By automating key parts of the design process, Tattvam AI aims to make custom silicon accessible to more companies, reduce development costs, and enable rapid iteration on chip designs – bringing what currently takes 2-3 years down to weeks.
Bragadeesh is an alumnus of IIT Madras, consistently ranked as India’s 1 engineering institution and alma mater of notable tech leaders including Perplexity CEO Aravind Srinivas. He developed an early passion for mathematics through competitive Olympiads before entering the AI and hardware space.
He was an early engineer at UK based brain-monitoring startup CoMind, which recently raised $100 million, and later became one of the earliest engineers at UK-based chip startup Fractile. Turning down an offer to join Google’s TPU team, Bragadeesh chose instead to build Tattvam AI and pursue his vision independently.
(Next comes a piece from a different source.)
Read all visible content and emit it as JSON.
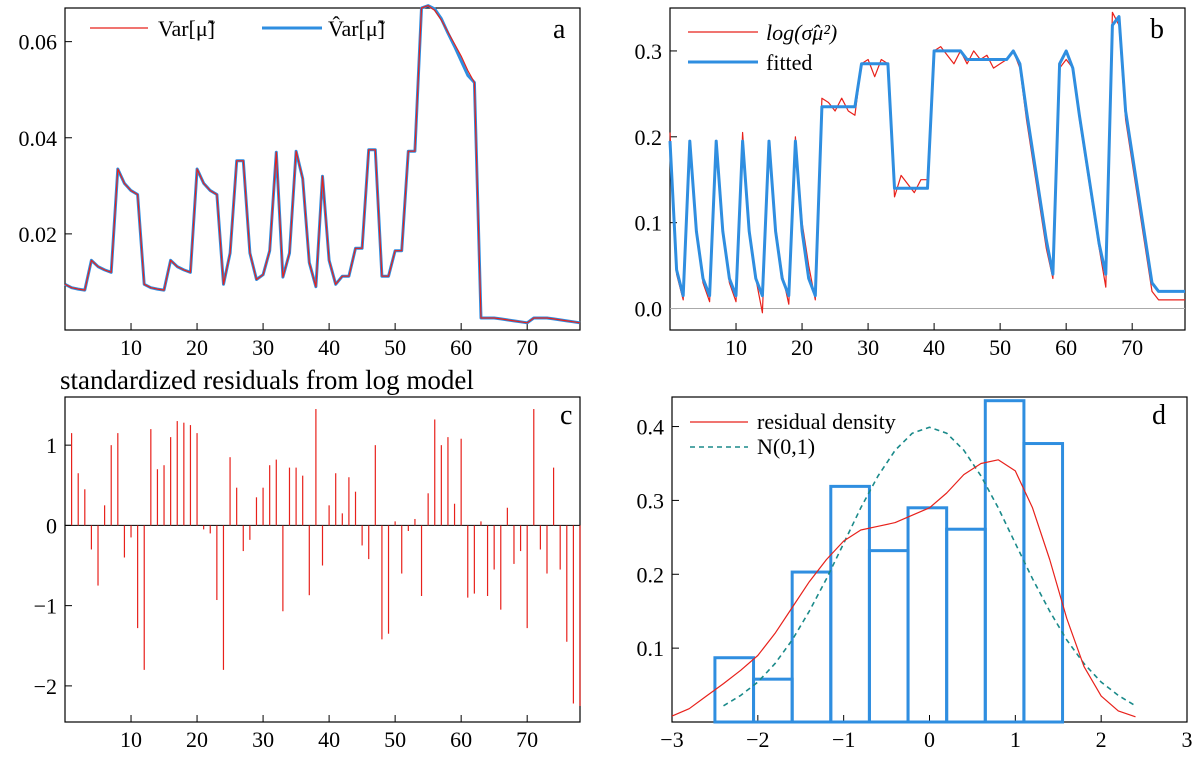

“Bragadeesh is one of the most driven, energetic and compelling young founders in today’s chip industry. His conviction that Tattvam AI will dramatically speed-up the complex and iterative process of using EDA tools and models to design chips, cutting timelines from years to weeks, is sure to be embraced by the world’s top teams” says Stan Boland, former founder/CEO at Icera (bought by NVIDIA) and Element 14 (bought by Broadcom).
Bragadeesh founded Tattvam AI with Lannan Jiang, who has been developing chips at a research lab at ETH Zurich. Tattvam AI plans to launch its first product in the coming months as it works with partners to accelerate the development of next-generation chips.